Oh sure, I just don't think Democracy Index was around back then.
electors being chosen by party completely changes the dynamic. they are chosen and bound based on their loyalty
Does "erosion of trust" actually represent a quantifiable failure in the system of government itself?

Is 'trust' actually a metric? And if so, how is it measured? It sounds awfully subjective to me.

Oh so that's the "Trump effect" at play right? In reality the democracy has been eroding for many years in the US, especially if you consider all the concessions made to individuals rights since the War on Drugs and War on Terrorism - and that's nothing new, it dates back to the 70s already, and it should have been degraded to flawed democracy rating for a while now, regardless of whoever is the President.

So just another meaningless index that's playing politics instead of looking at facts.

> Oh so that's the "Trump effect" at play right?

Nope.

> In reality the democracy has been eroding for many years in the US, especially if you consider all the concessions made to individuals rights since the War on Drugs and War on Terrorism - and that's nothing new, it dates back to the 70s already, and it should have been degraded to flawed democracy rating for a while now, regardless of whoever is the President.

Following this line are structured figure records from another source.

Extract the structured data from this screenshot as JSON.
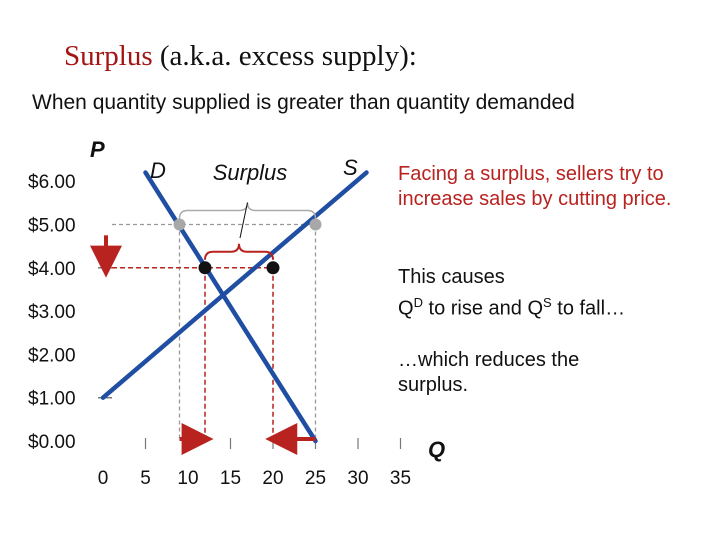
{
  "slide": {
    "title_red": "Surplus",
    "title_rest": " (a.k.a. excess supply):",
    "subtitle": "When quantity supplied is greater than quantity demanded",
    "note1": "Facing a surplus, sellers try to increase sales by cutting price.",
    "note2_line1": "This causes",
    "note2_q1": "Q",
    "note2_sup1": "D",
    "note2_mid": " to rise and ",
    "note2_q2": "Q",
    "note2_sup2": "S",
    "note2_end": " to fall…",
    "note3": "…which reduces the surplus."
  },
  "chart_data": {
    "type": "line",
    "xlabel": "Q",
    "ylabel": "P",
    "xlim": [
      0,
      35
    ],
    "ylim": [
      0,
      6
    ],
    "x_ticks": [
      "0",
      "5",
      "10",
      "15",
      "20",
      "25",
      "30",
      "35"
    ],
    "y_ticks": [
      "$0.00",
      "$1.00",
      "$2.00",
      "$3.00",
      "$4.00",
      "$5.00",
      "$6.00"
    ],
    "series": [
      {
        "name": "D",
        "color": "#1f4ea3",
        "points": [
          [
            5,
            6.2
          ],
          [
            25,
            0
          ]
        ]
      },
      {
        "name": "S",
        "color": "#1f4ea3",
        "points": [
          [
            0,
            1.0
          ],
          [
            31,
            6.2
          ]
        ]
      }
    ],
    "annotations": [
      {
        "label": "Surplus",
        "from_q": 9,
        "to_q": 25,
        "price": 5.0
      }
    ],
    "points": {
      "gray": [
        [
          9,
          5.0
        ],
        [
          25,
          5.0
        ]
      ],
      "black": [
        [
          12,
          4.0
        ],
        [
          20,
          4.0
        ]
      ]
    }
  }
}
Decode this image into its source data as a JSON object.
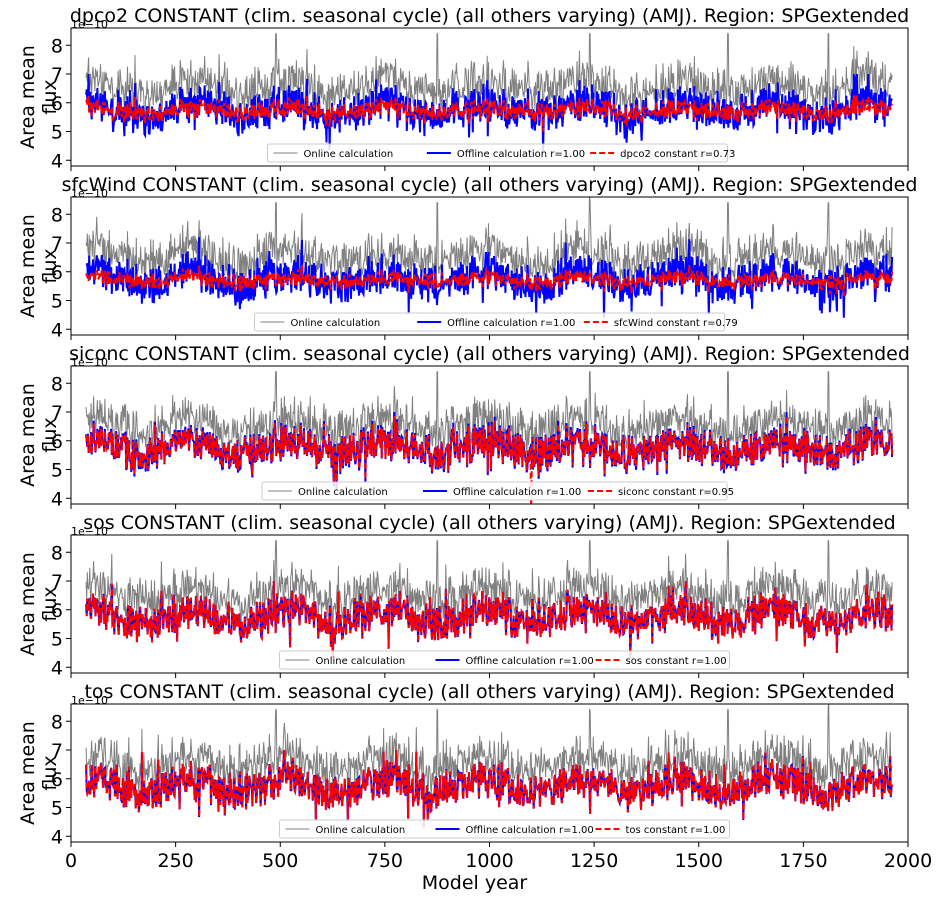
{
  "figure": {
    "xlabel": "Model year",
    "x_tick_labels": [
      "0",
      "250",
      "500",
      "750",
      "1000",
      "1250",
      "1500",
      "1750",
      "2000"
    ],
    "y_tick_labels": [
      "4",
      "5",
      "6",
      "7",
      "8"
    ],
    "offset_text": "1e−10",
    "ylabel_line1": "Area mean",
    "ylabel_line2": "flux"
  },
  "colors": {
    "online": "#808080",
    "offline": "#0000ff",
    "constant": "#ff0000"
  },
  "chart_data": [
    {
      "type": "line",
      "title": "dpco2 CONSTANT (clim. seasonal cycle) (all others varying) (AMJ). Region: SPGextended",
      "xlabel": "",
      "ylabel": "Area mean flux",
      "offset_text": "1e−10",
      "xlim": [
        0,
        2000
      ],
      "ylim": [
        3.8,
        8.6
      ],
      "x_range": [
        36,
        1962
      ],
      "series": [
        {
          "name": "Online calculation",
          "style": "solid-thin",
          "color": "#808080",
          "approx_range": [
            5.3,
            8.4
          ]
        },
        {
          "name": "Offline calculation r=1.00",
          "style": "solid",
          "color": "#0000ff",
          "approx_range": [
            4.3,
            7.0
          ]
        },
        {
          "name": "dpco2 constant r=0.73",
          "style": "dashed",
          "color": "#ff0000",
          "approx_range": [
            4.9,
            6.8
          ]
        }
      ],
      "legend": "bottom-center"
    },
    {
      "type": "line",
      "title": "sfcWind CONSTANT (clim. seasonal cycle) (all others varying) (AMJ). Region: SPGextended",
      "xlabel": "",
      "ylabel": "Area mean flux",
      "offset_text": "1e−10",
      "xlim": [
        0,
        2000
      ],
      "ylim": [
        3.8,
        8.6
      ],
      "x_range": [
        36,
        1962
      ],
      "series": [
        {
          "name": "Online calculation",
          "style": "solid-thin",
          "color": "#808080",
          "approx_range": [
            5.3,
            8.4
          ]
        },
        {
          "name": "Offline calculation r=1.00",
          "style": "solid",
          "color": "#0000ff",
          "approx_range": [
            4.3,
            7.5
          ]
        },
        {
          "name": "sfcWind constant r=0.79",
          "style": "dashed",
          "color": "#ff0000",
          "approx_range": [
            4.6,
            6.4
          ]
        }
      ],
      "legend": "bottom-center"
    },
    {
      "type": "line",
      "title": "siconc CONSTANT (clim. seasonal cycle) (all others varying) (AMJ). Region: SPGextended",
      "xlabel": "",
      "ylabel": "Area mean flux",
      "offset_text": "1e−10",
      "xlim": [
        0,
        2000
      ],
      "ylim": [
        3.8,
        8.6
      ],
      "x_range": [
        36,
        1962
      ],
      "series": [
        {
          "name": "Online calculation",
          "style": "solid-thin",
          "color": "#808080",
          "approx_range": [
            5.3,
            8.4
          ]
        },
        {
          "name": "Offline calculation r=1.00",
          "style": "solid",
          "color": "#0000ff",
          "approx_range": [
            4.3,
            7.0
          ]
        },
        {
          "name": "siconc constant r=0.95",
          "style": "dashed",
          "color": "#ff0000",
          "approx_range": [
            4.3,
            7.0
          ]
        }
      ],
      "legend": "bottom-center"
    },
    {
      "type": "line",
      "title": "sos CONSTANT (clim. seasonal cycle) (all others varying) (AMJ). Region: SPGextended",
      "xlabel": "",
      "ylabel": "Area mean flux",
      "offset_text": "1e−10",
      "xlim": [
        0,
        2000
      ],
      "ylim": [
        3.8,
        8.6
      ],
      "x_range": [
        36,
        1962
      ],
      "series": [
        {
          "name": "Online calculation",
          "style": "solid-thin",
          "color": "#808080",
          "approx_range": [
            5.3,
            8.4
          ]
        },
        {
          "name": "Offline calculation r=1.00",
          "style": "solid",
          "color": "#0000ff",
          "approx_range": [
            4.3,
            7.0
          ]
        },
        {
          "name": "sos constant r=1.00",
          "style": "dashed",
          "color": "#ff0000",
          "approx_range": [
            4.3,
            7.0
          ]
        }
      ],
      "legend": "bottom-center"
    },
    {
      "type": "line",
      "title": "tos CONSTANT (clim. seasonal cycle) (all others varying) (AMJ). Region: SPGextended",
      "xlabel": "Model year",
      "ylabel": "Area mean flux",
      "offset_text": "1e−10",
      "xlim": [
        0,
        2000
      ],
      "ylim": [
        3.8,
        8.6
      ],
      "x_range": [
        36,
        1962
      ],
      "series": [
        {
          "name": "Online calculation",
          "style": "solid-thin",
          "color": "#808080",
          "approx_range": [
            5.3,
            8.4
          ]
        },
        {
          "name": "Offline calculation r=1.00",
          "style": "solid",
          "color": "#0000ff",
          "approx_range": [
            4.3,
            7.0
          ]
        },
        {
          "name": "tos constant r=1.00",
          "style": "dashed",
          "color": "#ff0000",
          "approx_range": [
            4.3,
            7.0
          ]
        }
      ],
      "legend": "bottom-center"
    }
  ]
}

They essentially note this in the report, and say that the US score would have fallen below 8 regardless of who won the 2016 election.

It's difficult to take the report seriously when it's titled Revenge of the Deplorables.

That said, America's place in the Democracy Index been downgraded based solely on some people(?) losing trust in the government rather than actual hard data. Personally I think this is no more authoritative than a Facebook survey.

Their method deserves investigating though: https://en.wikipedia.org/wiki/Democracy_Index#Method

Example questions:

* "Whether national elections are free and fair";

* "The security of voters";

* "The influence of foreign powers on government";

* "The capability of the civil servants to implement policies".

This poll reeks of the same polls claiming 98% chance of Clinton winning the Presidential election, namely fudging it by sampling only folks with a certain political leaning.